A further mechanism to offload the cost of the crisis onto the backs of working people is the municipal budgets. These are responsible for financing of theaters, museums, sports facilities, swimming pools, kindergartens, school buildings, fire services, health authorities and several other areas of social and cultural infrastructure, as well as a portion of welfare budgets.
Municipalities are not permitted to take on debt, even though their most important source of income, business tax revenues, will collapse. The head of operations for the German Conference of Cities, Helmut Dedy, calculates that German municipalities will experience a shortfall of €18 billion in business taxes in 2020, while they will have between €4 billion and €6 billion in additional spending due to the coronavirus. He told public broadcaster SWR that this would bring the cities to the verge of dysfunction.

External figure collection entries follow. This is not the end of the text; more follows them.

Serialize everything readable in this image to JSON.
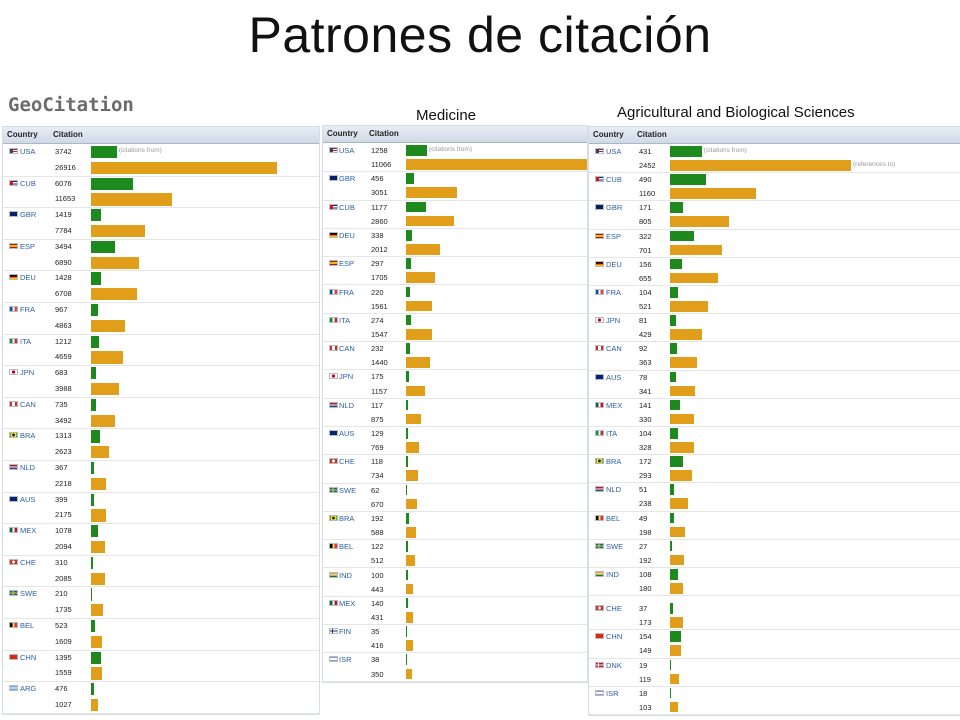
{
  "slide": {
    "title": "Patrones de citación",
    "logo": "GeoCitation"
  },
  "table_headers": {
    "country": "Country",
    "citation": "Citation"
  },
  "bar_notes": {
    "from": "(citations from)",
    "to": "(references to)"
  },
  "colors": {
    "citations_from": "#1e8a1e",
    "references_to": "#e09e1a"
  },
  "chart_data": [
    {
      "type": "bar",
      "title": "",
      "orientation": "horizontal",
      "series_names": [
        "citations from",
        "references to"
      ],
      "rows": [
        {
          "code": "USA",
          "from": 3742,
          "to": 26916
        },
        {
          "code": "CUB",
          "from": 6076,
          "to": 11653
        },
        {
          "code": "GBR",
          "from": 1419,
          "to": 7784
        },
        {
          "code": "ESP",
          "from": 3494,
          "to": 6890
        },
        {
          "code": "DEU",
          "from": 1428,
          "to": 6708
        },
        {
          "code": "FRA",
          "from": 967,
          "to": 4863
        },
        {
          "code": "ITA",
          "from": 1212,
          "to": 4659
        },
        {
          "code": "JPN",
          "from": 683,
          "to": 3988
        },
        {
          "code": "CAN",
          "from": 735,
          "to": 3492
        },
        {
          "code": "BRA",
          "from": 1313,
          "to": 2623
        },
        {
          "code": "NLD",
          "from": 367,
          "to": 2218
        },
        {
          "code": "AUS",
          "from": 399,
          "to": 2175
        },
        {
          "code": "MEX",
          "from": 1078,
          "to": 2094
        },
        {
          "code": "CHE",
          "from": 310,
          "to": 2085
        },
        {
          "code": "SWE",
          "from": 210,
          "to": 1735
        },
        {
          "code": "BEL",
          "from": 523,
          "to": 1609
        },
        {
          "code": "CHN",
          "from": 1395,
          "to": 1559
        },
        {
          "code": "ARG",
          "from": 476,
          "to": 1027
        }
      ]
    },
    {
      "type": "bar",
      "title": "Medicine",
      "orientation": "horizontal",
      "series_names": [
        "citations from",
        "references to"
      ],
      "rows": [
        {
          "code": "USA",
          "from": 1258,
          "to": 11066
        },
        {
          "code": "GBR",
          "from": 456,
          "to": 3051
        },
        {
          "code": "CUB",
          "from": 1177,
          "to": 2860
        },
        {
          "code": "DEU",
          "from": 338,
          "to": 2012
        },
        {
          "code": "ESP",
          "from": 297,
          "to": 1705
        },
        {
          "code": "FRA",
          "from": 220,
          "to": 1561
        },
        {
          "code": "ITA",
          "from": 274,
          "to": 1547
        },
        {
          "code": "CAN",
          "from": 232,
          "to": 1440
        },
        {
          "code": "JPN",
          "from": 175,
          "to": 1157
        },
        {
          "code": "NLD",
          "from": 117,
          "to": 875
        },
        {
          "code": "AUS",
          "from": 129,
          "to": 769
        },
        {
          "code": "CHE",
          "from": 118,
          "to": 734
        },
        {
          "code": "SWE",
          "from": 62,
          "to": 670
        },
        {
          "code": "BRA",
          "from": 192,
          "to": 588
        },
        {
          "code": "BEL",
          "from": 122,
          "to": 512
        },
        {
          "code": "IND",
          "from": 100,
          "to": 443
        },
        {
          "code": "MEX",
          "from": 140,
          "to": 431
        },
        {
          "code": "FIN",
          "from": 35,
          "to": 416
        },
        {
          "code": "ISR",
          "from": 38,
          "to": 350
        }
      ]
    },
    {
      "type": "bar",
      "title": "Agricultural and Biological Sciences",
      "orientation": "horizontal",
      "series_names": [
        "citations from",
        "references to"
      ],
      "rows": [
        {
          "code": "USA",
          "from": 431,
          "to": 2452
        },
        {
          "code": "CUB",
          "from": 490,
          "to": 1160
        },
        {
          "code": "GBR",
          "from": 171,
          "to": 805
        },
        {
          "code": "ESP",
          "from": 322,
          "to": 701
        },
        {
          "code": "DEU",
          "from": 156,
          "to": 655
        },
        {
          "code": "FRA",
          "from": 104,
          "to": 521
        },
        {
          "code": "JPN",
          "from": 81,
          "to": 429
        },
        {
          "code": "CAN",
          "from": 92,
          "to": 363
        },
        {
          "code": "AUS",
          "from": 78,
          "to": 341
        },
        {
          "code": "MEX",
          "from": 141,
          "to": 330
        },
        {
          "code": "ITA",
          "from": 104,
          "to": 328
        },
        {
          "code": "BRA",
          "from": 172,
          "to": 293
        },
        {
          "code": "NLD",
          "from": 51,
          "to": 238
        },
        {
          "code": "BEL",
          "from": 49,
          "to": 198
        },
        {
          "code": "SWE",
          "from": 27,
          "to": 192
        },
        {
          "code": "IND",
          "from": 108,
          "to": 180
        },
        {
          "code": "CHE",
          "from": 37,
          "to": 173
        },
        {
          "code": "CHN",
          "from": 154,
          "to": 149
        },
        {
          "code": "DNK",
          "from": 19,
          "to": 119
        },
        {
          "code": "ISR",
          "from": 18,
          "to": 103
        }
      ]
    }
  ]
}
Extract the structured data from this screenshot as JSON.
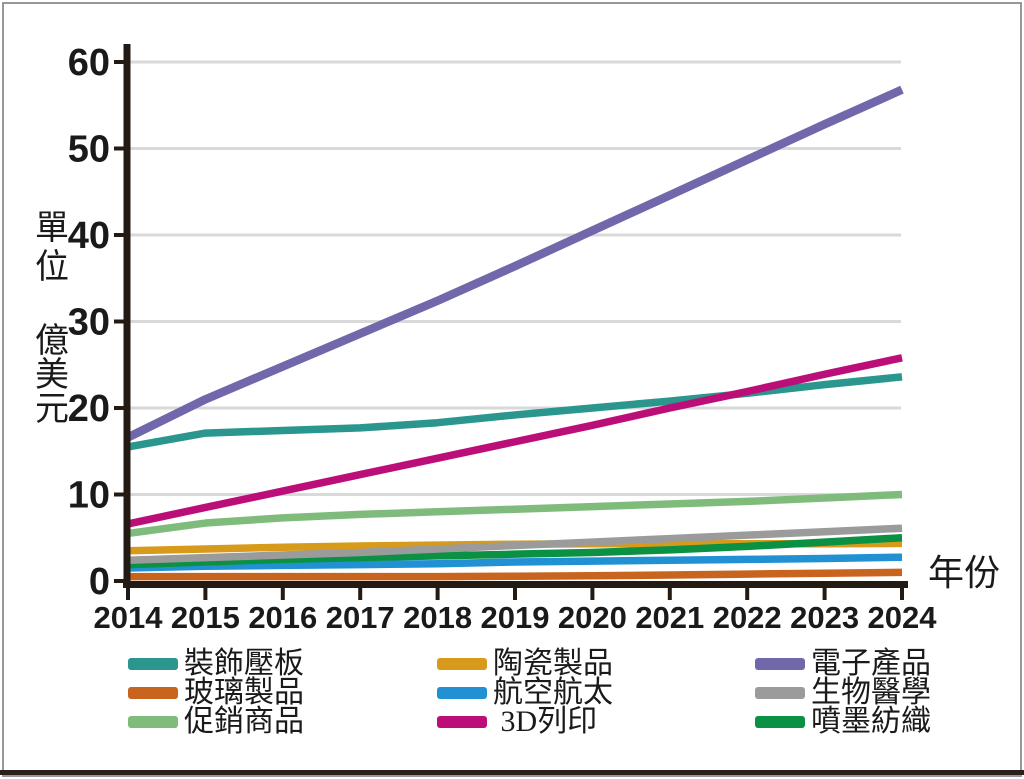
{
  "colors": {
    "grid": "#d9d9d9",
    "axis": "#241a14",
    "text": "#1a1a1a",
    "frame": "#979797",
    "bottom_bar": "#2b211c"
  },
  "chart_data": {
    "type": "line",
    "title": "",
    "xlabel": "年份",
    "ylabel": "單位 億美元",
    "x": [
      2014,
      2015,
      2016,
      2017,
      2018,
      2019,
      2020,
      2021,
      2022,
      2023,
      2024
    ],
    "ylim": [
      0,
      60
    ],
    "yticks": [
      0,
      10,
      20,
      30,
      40,
      50,
      60
    ],
    "grid": "horizontal",
    "legend_position": "bottom-3-columns",
    "series": [
      {
        "name": "玻璃製品",
        "color": "#c8641e",
        "values": [
          0.5,
          0.5,
          0.5,
          0.5,
          0.5,
          0.55,
          0.6,
          0.7,
          0.8,
          0.9,
          1.0
        ]
      },
      {
        "name": "航空航太",
        "color": "#2191d4",
        "values": [
          1.5,
          1.7,
          1.8,
          1.9,
          2.0,
          2.2,
          2.3,
          2.4,
          2.5,
          2.6,
          2.75
        ]
      },
      {
        "name": "陶瓷製品",
        "color": "#d89a1a",
        "values": [
          3.5,
          3.7,
          3.9,
          4.05,
          4.15,
          4.25,
          4.3,
          4.3,
          4.3,
          4.3,
          4.35
        ]
      },
      {
        "name": "噴墨紡織",
        "color": "#0a9143",
        "values": [
          1.9,
          2.2,
          2.5,
          2.7,
          2.9,
          3.1,
          3.3,
          3.6,
          4.0,
          4.5,
          5.0
        ]
      },
      {
        "name": "生物醫學",
        "color": "#9b9b9b",
        "values": [
          2.4,
          2.7,
          3.0,
          3.3,
          3.7,
          4.1,
          4.5,
          4.9,
          5.3,
          5.7,
          6.1
        ]
      },
      {
        "name": "促銷商品",
        "color": "#7fbc7c",
        "values": [
          5.5,
          6.7,
          7.3,
          7.7,
          8.0,
          8.3,
          8.6,
          8.9,
          9.2,
          9.6,
          10.0
        ]
      },
      {
        "name": "裝飾壓板",
        "color": "#2a968e",
        "values": [
          15.5,
          17.1,
          17.4,
          17.7,
          18.3,
          19.2,
          20.0,
          20.8,
          21.7,
          22.7,
          23.6
        ]
      },
      {
        "name": "3D列印",
        "color": "#bb0e78",
        "legend_label": " 3D列印",
        "values": [
          6.6,
          8.5,
          10.4,
          12.3,
          14.2,
          16.1,
          18.0,
          20.0,
          21.9,
          23.9,
          25.8
        ]
      },
      {
        "name": "電子產品",
        "color": "#7068ab",
        "stroke_width": 8.5,
        "values": [
          16.6,
          21.0,
          24.8,
          28.6,
          32.4,
          36.4,
          40.5,
          44.6,
          48.7,
          52.8,
          56.8
        ]
      }
    ],
    "legend_columns": [
      [
        "裝飾壓板",
        "玻璃製品",
        "促銷商品"
      ],
      [
        "陶瓷製品",
        "航空航太",
        "3D列印"
      ],
      [
        "電子產品",
        "生物醫學",
        "噴墨紡織"
      ]
    ]
  }
}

The trade unions are in the process of offloading the costs of these developments onto the backs of their members. After the IG Metall union concluded a wage freeze in March until the end of the year for 4 million workers in the metal and electronics industries, the services trade union Verdi has now initiated talks on postponing the next round of wage bargaining until next year. For most public sector workers, who are already poorly paid, this would mean deep pay cuts.
The consequences of the coronavirus pandemic are making ever clearer the irreconcilability of the basic necessities of life for the working class and the capitalist profit system, which subordinates all aspects of economic life to the enrichment of a tiny super-rich elite. The defense of the health, incomes and social interests of the vast majority of the population requires a socialist program.